Tuesday, August 11, 2009

Movie Review: Murderball

Now that I finished Season 5 of The Wire (sigh...I'm sad it's over), I'm now back to chipping away at my extensive Netflix queue. This weekend, I watched Murderball, the 2005 documentary about quadriplegic wheelchair rugby. The film is less about the sport than it is about the players, and these atheletes are indeed compelling subject material. The main character of the film is Mark Zupan, a high school jock who became paralyzed after being thrown from the bed of a pick-up truck driven by his best friend. Zupan instantly breaks down preconceived notions of what handicapped people are like- he has tattoos, a goatee, and a sexy girlfriend. In spite of the wild persona, he's dedicated to his sport and his teammates, who also love the sport for the focus it has given them and the friendships they have forged. Most of the players became paralyzed as a result of some sort of accident that resulted in a broken neck, and it is impossible to imagine what these young men went through, emotionally and physically, as they adjusted to life in a wheelchair. The film does give us a glimpse in the recently injured Keith Cavill- a handsome former BMX biker leaving rehab to come home to an apartment now fitted with ramps and a handicapped bathroom: "this sucks," he comments.

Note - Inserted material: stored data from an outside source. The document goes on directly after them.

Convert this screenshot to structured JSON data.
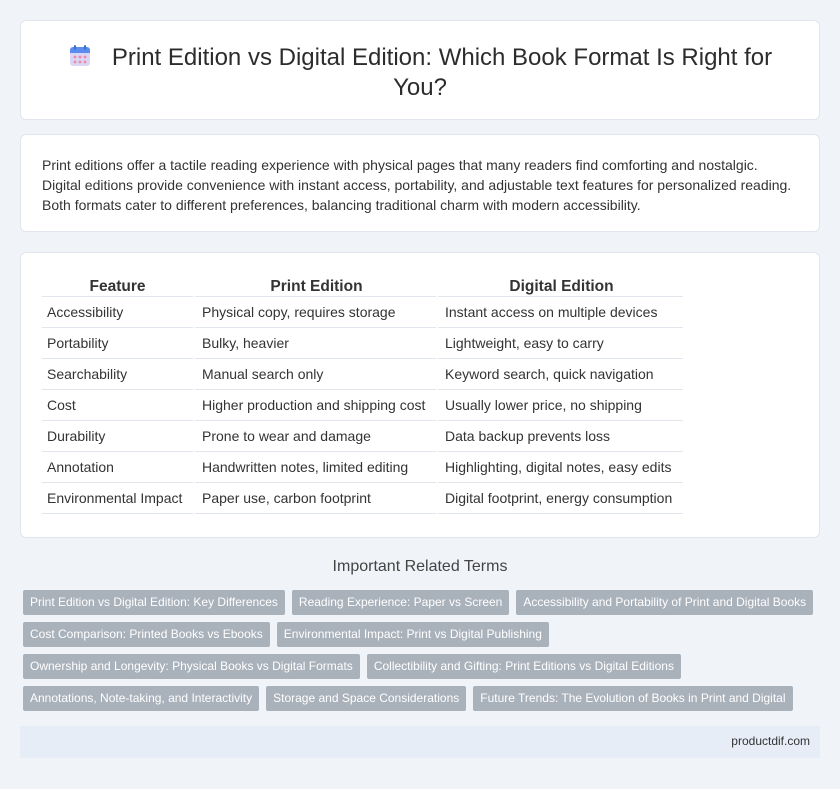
{
  "header": {
    "title": "Print Edition vs Digital Edition: Which Book Format Is Right for You?",
    "icon": "calendar-icon"
  },
  "intro": {
    "text": "Print editions offer a tactile reading experience with physical pages that many readers find comforting and nostalgic. Digital editions provide convenience with instant access, portability, and adjustable text features for personalized reading. Both formats cater to different preferences, balancing traditional charm with modern accessibility."
  },
  "table": {
    "headers": [
      "Feature",
      "Print Edition",
      "Digital Edition"
    ],
    "rows": [
      [
        "Accessibility",
        "Physical copy, requires storage",
        "Instant access on multiple devices"
      ],
      [
        "Portability",
        "Bulky, heavier",
        "Lightweight, easy to carry"
      ],
      [
        "Searchability",
        "Manual search only",
        "Keyword search, quick navigation"
      ],
      [
        "Cost",
        "Higher production and shipping cost",
        "Usually lower price, no shipping"
      ],
      [
        "Durability",
        "Prone to wear and damage",
        "Data backup prevents loss"
      ],
      [
        "Annotation",
        "Handwritten notes, limited editing",
        "Highlighting, digital notes, easy edits"
      ],
      [
        "Environmental Impact",
        "Paper use, carbon footprint",
        "Digital footprint, energy consumption"
      ]
    ]
  },
  "related": {
    "title": "Important Related Terms",
    "rows": [
      [
        "Print Edition vs Digital Edition: Key Differences",
        "Reading Experience: Paper vs Screen",
        "Accessibility and Portability of Print and Digital Books"
      ],
      [
        "Cost Comparison: Printed Books vs Ebooks",
        "Environmental Impact: Print vs Digital Publishing"
      ],
      [
        "Ownership and Longevity: Physical Books vs Digital Formats",
        "Collectibility and Gifting: Print Editions vs Digital Editions"
      ],
      [
        "Annotations, Note-taking, and Interactivity",
        "Storage and Space Considerations",
        "Future Trends: The Evolution of Books in Print and Digital"
      ]
    ]
  },
  "footer": {
    "site": "productdif.com"
  },
  "colors": {
    "background": "#f0f3f8",
    "tag": "#a9b1bb",
    "footer": "#e6edf7"
  }
}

Another storyline follows Zupan's former teammate and current adversary, Joe Soares, an American who became disgruntled when he was cut from the squad and took a job as the head coach of rival Canada. Joe was left paralyzed from a childhood bout of polio but is a force of nature- intensely competitive and self-absorbed, he initially comes off as an asshole, but as the movie progresses, he becomes more sympathetic and almost likeable. Of everyone featured in Murderball, it's the unassuming and friendly Bob Lujano who is the most inspirational character. As a child, he had all four limbs amputated and still manages to excel in the sport, saying that he goes through life using what he has, and patiently answering questions like "how do you eat pizza if you don't have any hands?" from children in post-game meet and greets.

One of the best aspects of the film is that it's not cloying or overly didactic- it lets the players, their situations, and the sport speak for themselves rather than providing a series of Hallmark moments. What their participation on the USA wheelchair rugby squad means to them is apparent. In addition to practicing and competing, the murderball players serve as ambassadors of the sport and of paraplegics in general, interacting with fans and the media, and holding informational sessions and rehabilitation centers. Towards the end of the film, they meet with soldiers who lost limbs in the Iraq war, most of whom are shockingly young.
I don't normally watch documentaries but I really enjoyed Murderball and would highly recommend it. It's a fascinating and uplifting portrayal of a group of people and a sport I really knew nothing about.